S'no place like home!
It's probably no secret to most of you that the Maritimes has been struggling under the worst winter in decades. We have already surpassed 500 cm of snowfall this winter (which by the way only started in earnest 8 weeks ago) which to those of you who aren't on metric standards, is the equivalent of 16.5 feet! As I write this entry it is once again raging like a white bull outside. The power was out for about 5 hours this morning but thanks to our handy dandy wood stove, it didn't really faze us much. It kept the house warm, allowed hot water for tea and coffee, and even made a little toast for breakfast. And a crank radio provided the entertainment.
The kitties of course have been a little annoyed. Up until a while ago they were able to get out to the catio through the window. Then the snow drifted in enough so that walking out meant sinking into the snow up to the belly. So I came to the rescue with a small block of wood to put on top of the snow for them to sit on. But recently it's drifted in so high that even though I carved out a spot for the wood, it's a little difficult to see over the mound. Keiko in particular is not too impressed.
When spring finally does arrive, there will be water, water, everywhere. I guess I should get my rubber boots and life preserver ready!

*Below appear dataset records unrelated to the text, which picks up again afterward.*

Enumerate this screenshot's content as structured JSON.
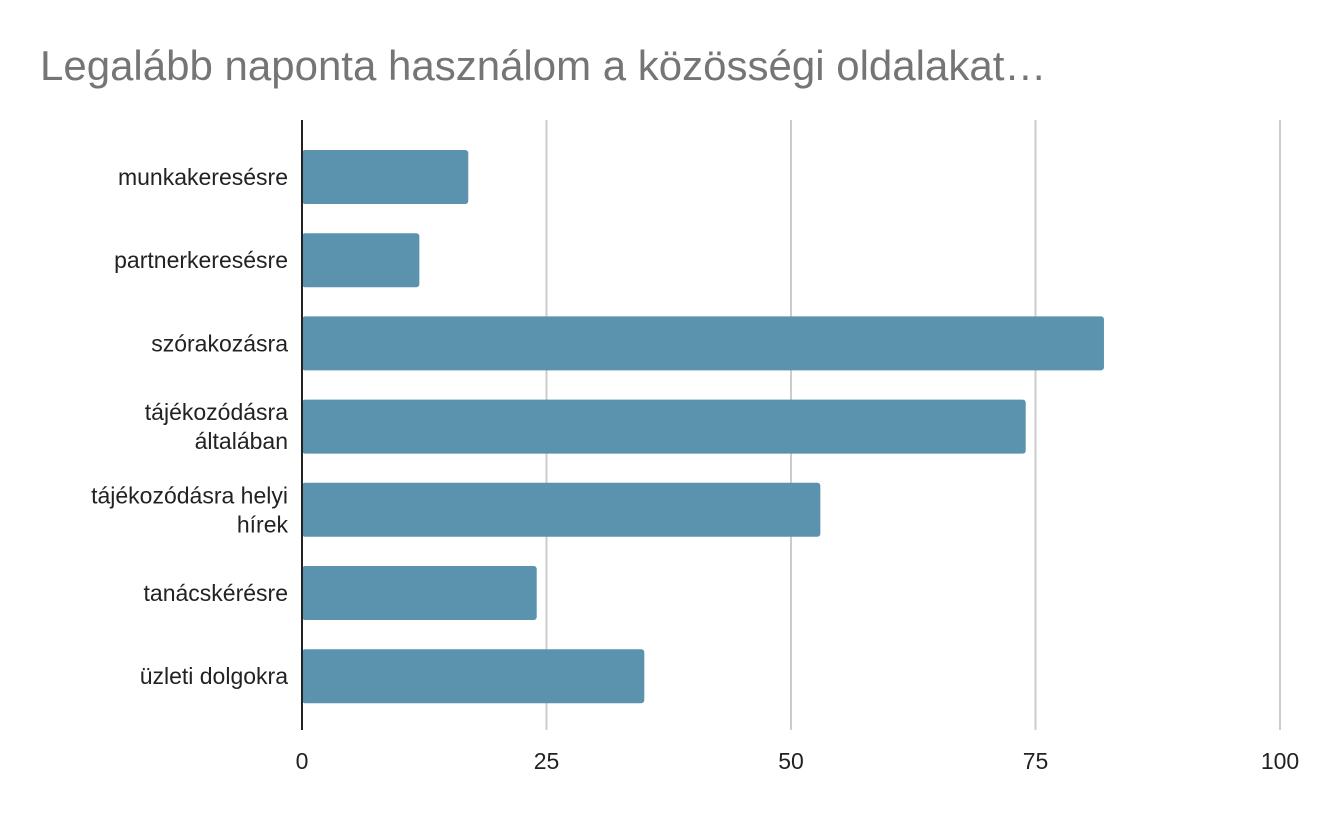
{
  "chart_data": {
    "type": "bar",
    "orientation": "horizontal",
    "title": "Legalább naponta használom a közösségi oldalakat…",
    "categories": [
      [
        "munkakeresésre"
      ],
      [
        "partnerkeresésre"
      ],
      [
        "szórakozásra"
      ],
      [
        "tájékozódásra",
        "általában"
      ],
      [
        "tájékozódásra helyi",
        "hírek"
      ],
      [
        "tanácskérésre"
      ],
      [
        "üzleti dolgokra"
      ]
    ],
    "values": [
      17,
      12,
      82,
      74,
      53,
      24,
      35
    ],
    "xlim": [
      0,
      100
    ],
    "xticks": [
      0,
      25,
      50,
      75,
      100
    ],
    "xlabel": "",
    "ylabel": "",
    "grid": true,
    "legend": "none",
    "bar_color": "#5b92ae",
    "gridline_color": "#cccccc",
    "axis_color": "#222222"
  }
}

In the middle of this, hubby has had so many snow days (snow bound and unable to go to work) that he has started to call his days off 'vacation' days so he doesn't lose the pay. Many people on the Island are struggling because of this. Workers are trying to get buy with lost wages, businesses that struggle during winter months as it is, are struggling with lost revenues. Snow plow drivers are having a difficult time because they are getting stuck in the snow and equipment is breaking under the strain. To say that Islanders are a bit weather weary at this point is an understatement.
And yet, as cranky as everyone is, it shows the character of people here as everyone gives everyone a hand; from strangers answering a call for help and converging to dig out a senior whose house is so drifted in right up to the roof, trapping them inside, to a pay-it-forward campaign where people are buying the order of the person behind them going through the fast food drive in windows. Then there was the family whose house was in flames. The plows tried to clear the way for the firetrucks but it took so many hours the house was burned to the ground before they could get there even though they were only 15 km away. The family lost everything. A friend launched a Go Fund Me campaign to raise $2000 so they could get some basic needs taken care of and in a matter of hours so many people donated that the goal was surpassed 4 times over. And so, amid the harsh conditions and treacherous situations, the kindness and generosity of humanity rises to the surface. Heartwarming!

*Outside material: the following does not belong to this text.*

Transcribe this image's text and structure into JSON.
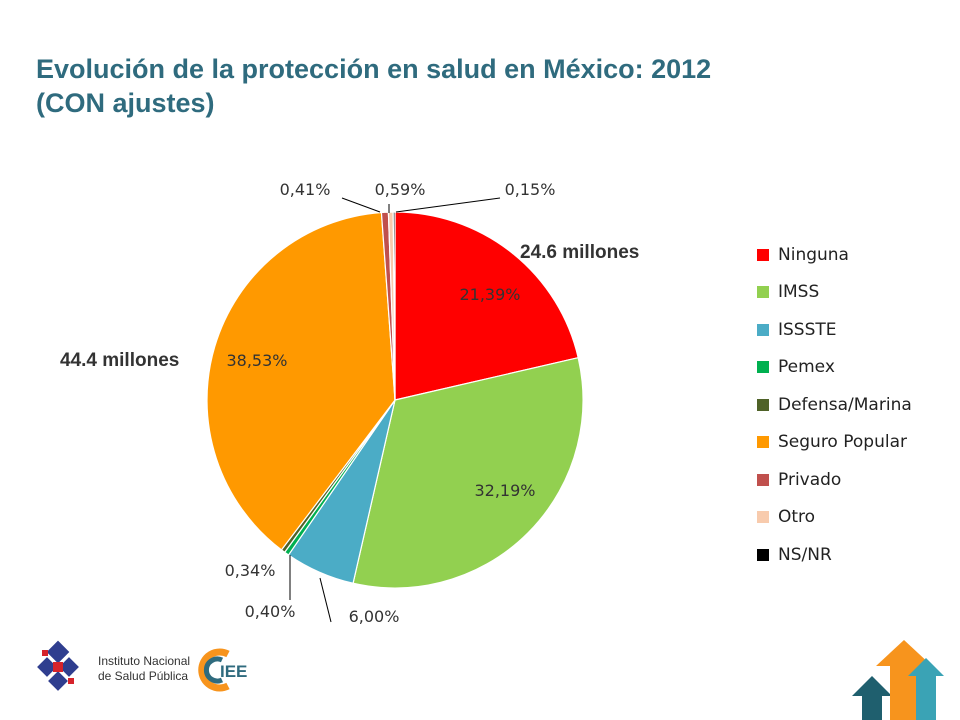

What is one to do when trapped inside? Browse the seed catalogues, of course! and dream of sunny days, warm, gentle breezes and soft earth beneath your feet. It's officially spring, but gazing outside I wonder where it is? They have forecasted more storms over the next few weeks ahead. Looks like I have lots of time to plan the building of the chicken coop and dream of fresh eggs this summer, plan the garden and dream of fresh vegetables on the table, and then there's those wonderful walks on the beach.
Straight ahead in the video you can only see the very top of the swing bench and the picnic table is no longer visible at all, nor is the bench in the small pergola in the back. Hurry Spring! We need you!